Despite falling global revenue, profit has increased and big projects in UK and abroad are doing well
Bovis Lend Lease’s parent company, Australian firm Lend Lease Group, said its operating profit after tax increased 17% in the first half of its financial year, covering the last six months of 2010. This increase in profits came despite its revenue dropping by a fifth, compared with the same period in 2009.
Lend Lease global revenue fell 22% to AU$4.4bn (£2.75bn) in the first six months of its financial year, compared with AU$5.6bn (£3.5bn) in the same period a year earlier. Its operating profit after tax increased to AU$220m in 2010, up from AU$188m in 2009.

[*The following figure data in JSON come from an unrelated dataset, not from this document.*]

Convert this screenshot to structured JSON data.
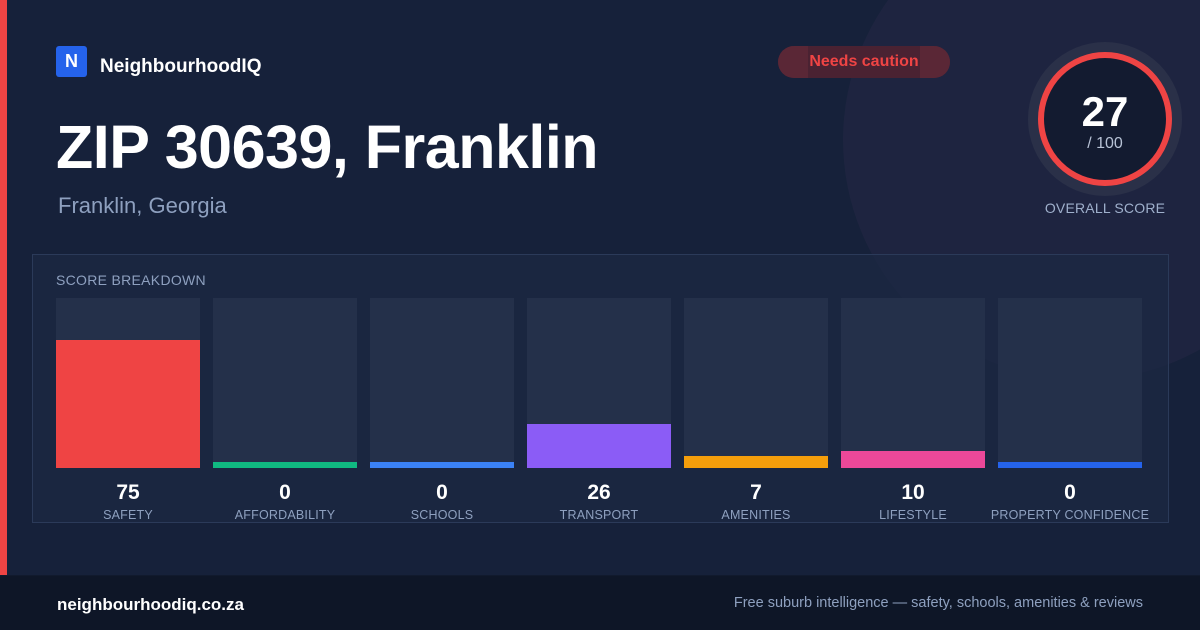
{
  "brand": {
    "logo_letter": "N",
    "name": "NeighbourhoodIQ",
    "accent_color": "#2563eb"
  },
  "status_badge": {
    "label": "Needs caution",
    "color": "#ef4444"
  },
  "hero": {
    "title": "ZIP 30639, Franklin",
    "subtitle": "Franklin, Georgia"
  },
  "overall_score": {
    "value": "27",
    "max_label": "/ 100",
    "caption": "OVERALL SCORE",
    "ring_color": "#ef4444"
  },
  "breakdown": {
    "title": "SCORE BREAKDOWN",
    "items": [
      {
        "label": "SAFETY",
        "value": "75",
        "score": 75,
        "color": "#ef4444"
      },
      {
        "label": "AFFORDABILITY",
        "value": "0",
        "score": 0,
        "color": "#10b981"
      },
      {
        "label": "SCHOOLS",
        "value": "0",
        "score": 0,
        "color": "#3b82f6"
      },
      {
        "label": "TRANSPORT",
        "value": "26",
        "score": 26,
        "color": "#8b5cf6"
      },
      {
        "label": "AMENITIES",
        "value": "7",
        "score": 7,
        "color": "#f59e0b"
      },
      {
        "label": "LIFESTYLE",
        "value": "10",
        "score": 10,
        "color": "#ec4899"
      },
      {
        "label": "PROPERTY CONFIDENCE",
        "value": "0",
        "score": 0,
        "color": "#2563eb"
      }
    ]
  },
  "footer": {
    "site": "neighbourhoodiq.co.za",
    "tagline": "Free suburb intelligence — safety, schools, amenities & reviews"
  }
}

Revenue for the firm’s project management and construction division, which includes the global activities of Bovis Lend Lease, dropped by 25% to £2.1bn, compared with £2.8bn during 2009. Its operations in Europe fared even worse, as revenue plummeted 42% to £538m.
Along with its results last week, Lend Lease confirmed it would drop various brand names, including the Bovis name, as previously reported by Building.

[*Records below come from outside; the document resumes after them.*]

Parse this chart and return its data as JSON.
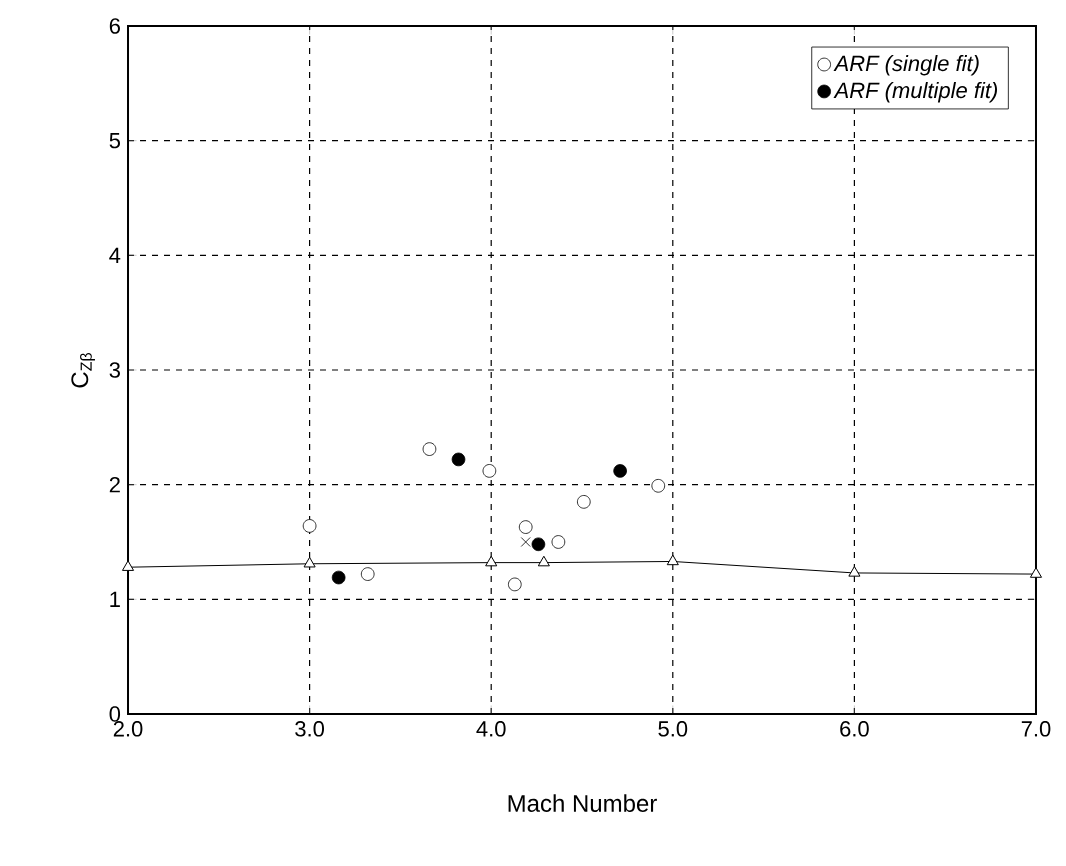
{
  "chart_data": {
    "type": "scatter",
    "xlabel": "Mach Number",
    "ylabel": "C$_{Zβ}$",
    "xlim": [
      2,
      7
    ],
    "ylim": [
      0,
      6
    ],
    "xticks": [
      {
        "value": 2,
        "label": "2.0"
      },
      {
        "value": 3,
        "label": "3.0"
      },
      {
        "value": 4,
        "label": "4.0"
      },
      {
        "value": 5,
        "label": "5.0"
      },
      {
        "value": 6,
        "label": "6.0"
      },
      {
        "value": 7,
        "label": "7.0"
      }
    ],
    "yticks": [
      0,
      1,
      2,
      3,
      4,
      5,
      6
    ],
    "grid": true,
    "legend": "top right",
    "series": [
      {
        "name": "ARF (single fit)",
        "marker": "circle",
        "color": "#ffffff",
        "x": [
          3.0,
          3.32,
          3.66,
          3.99,
          4.13,
          4.19,
          4.37,
          4.51,
          4.92
        ],
        "values": [
          1.64,
          1.22,
          2.31,
          2.12,
          1.13,
          1.63,
          1.5,
          1.85,
          1.99
        ]
      },
      {
        "name": "ARF (multiple fit)",
        "marker": "circle",
        "color": "#000000",
        "x": [
          3.16,
          3.82,
          4.26,
          4.71
        ],
        "values": [
          1.19,
          2.22,
          1.48,
          2.12
        ]
      },
      {
        "type": "line",
        "marker": "triangle",
        "line_style": "solid",
        "color": "#000000",
        "x": [
          2,
          3,
          4,
          4.29,
          5,
          6,
          7
        ],
        "values": [
          1.28,
          1.31,
          1.32,
          1.32,
          1.33,
          1.23,
          1.22
        ]
      },
      {
        "marker": "cross",
        "color": "#000000",
        "x": [
          4.19
        ],
        "values": [
          1.5
        ]
      }
    ]
  }
}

Dan Labbad, Lend Lease Europe chief executive, said: “Simplifying our branding and moving to a unified name, ’Lend Lease’, signifies an important and exciting step under our regionalised business structure. In addition to the benefits that a unified brand delivers, we will continue to provide best in class services to clients and partners.”

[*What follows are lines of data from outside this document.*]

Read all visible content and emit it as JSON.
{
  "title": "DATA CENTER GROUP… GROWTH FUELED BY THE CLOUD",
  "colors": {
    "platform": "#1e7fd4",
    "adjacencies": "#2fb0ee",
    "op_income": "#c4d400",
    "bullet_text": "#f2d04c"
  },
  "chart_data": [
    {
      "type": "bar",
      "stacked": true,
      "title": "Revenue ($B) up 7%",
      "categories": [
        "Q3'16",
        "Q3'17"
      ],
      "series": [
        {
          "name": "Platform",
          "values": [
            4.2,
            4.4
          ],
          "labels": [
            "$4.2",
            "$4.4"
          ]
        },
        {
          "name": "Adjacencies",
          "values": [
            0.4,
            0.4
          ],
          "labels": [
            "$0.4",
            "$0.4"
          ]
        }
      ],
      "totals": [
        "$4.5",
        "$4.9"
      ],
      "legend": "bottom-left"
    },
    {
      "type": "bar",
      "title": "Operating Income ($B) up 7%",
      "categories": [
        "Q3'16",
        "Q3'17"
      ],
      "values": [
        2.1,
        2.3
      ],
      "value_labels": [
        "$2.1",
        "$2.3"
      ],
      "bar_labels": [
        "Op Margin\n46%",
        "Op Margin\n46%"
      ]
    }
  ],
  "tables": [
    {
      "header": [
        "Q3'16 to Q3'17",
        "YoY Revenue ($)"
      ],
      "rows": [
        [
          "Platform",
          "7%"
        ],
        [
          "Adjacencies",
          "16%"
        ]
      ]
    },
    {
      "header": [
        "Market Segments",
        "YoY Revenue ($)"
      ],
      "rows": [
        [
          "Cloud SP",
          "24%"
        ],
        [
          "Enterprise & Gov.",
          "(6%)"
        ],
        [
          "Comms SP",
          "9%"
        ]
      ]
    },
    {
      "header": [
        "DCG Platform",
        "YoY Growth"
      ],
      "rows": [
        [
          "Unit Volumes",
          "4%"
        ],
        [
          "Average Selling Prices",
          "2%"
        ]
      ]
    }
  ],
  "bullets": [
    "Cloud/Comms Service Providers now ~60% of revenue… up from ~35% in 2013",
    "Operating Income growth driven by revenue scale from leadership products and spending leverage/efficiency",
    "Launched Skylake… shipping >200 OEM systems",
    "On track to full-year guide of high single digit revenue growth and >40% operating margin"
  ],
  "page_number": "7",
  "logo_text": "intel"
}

According to the firm, the UK market is “likely to see a progressive recovery but it will still be some time before it sees a full recovery”.
While it did not disclose the financial performance of the UK business, Steve McCann, group chief executive, said: “In Europe, despite continuing difficult conditions we have had a good profit result.
“In development, we have progressed our key projects, including signing a conditional agreement for Elephant and Castle, which is very well positioned to leverage from a cyclical recovery.”
Lend Lease management is still positive and sees the firm as well positioned to take advantage of a recovery. Commenting on the group’s future outlook, McCann said: “We are seeing some encouraging signs offshore, and are well positioned in the US and UK markets. We continue to benefit from the growth in Asia through our retail and mixed-use development platform.”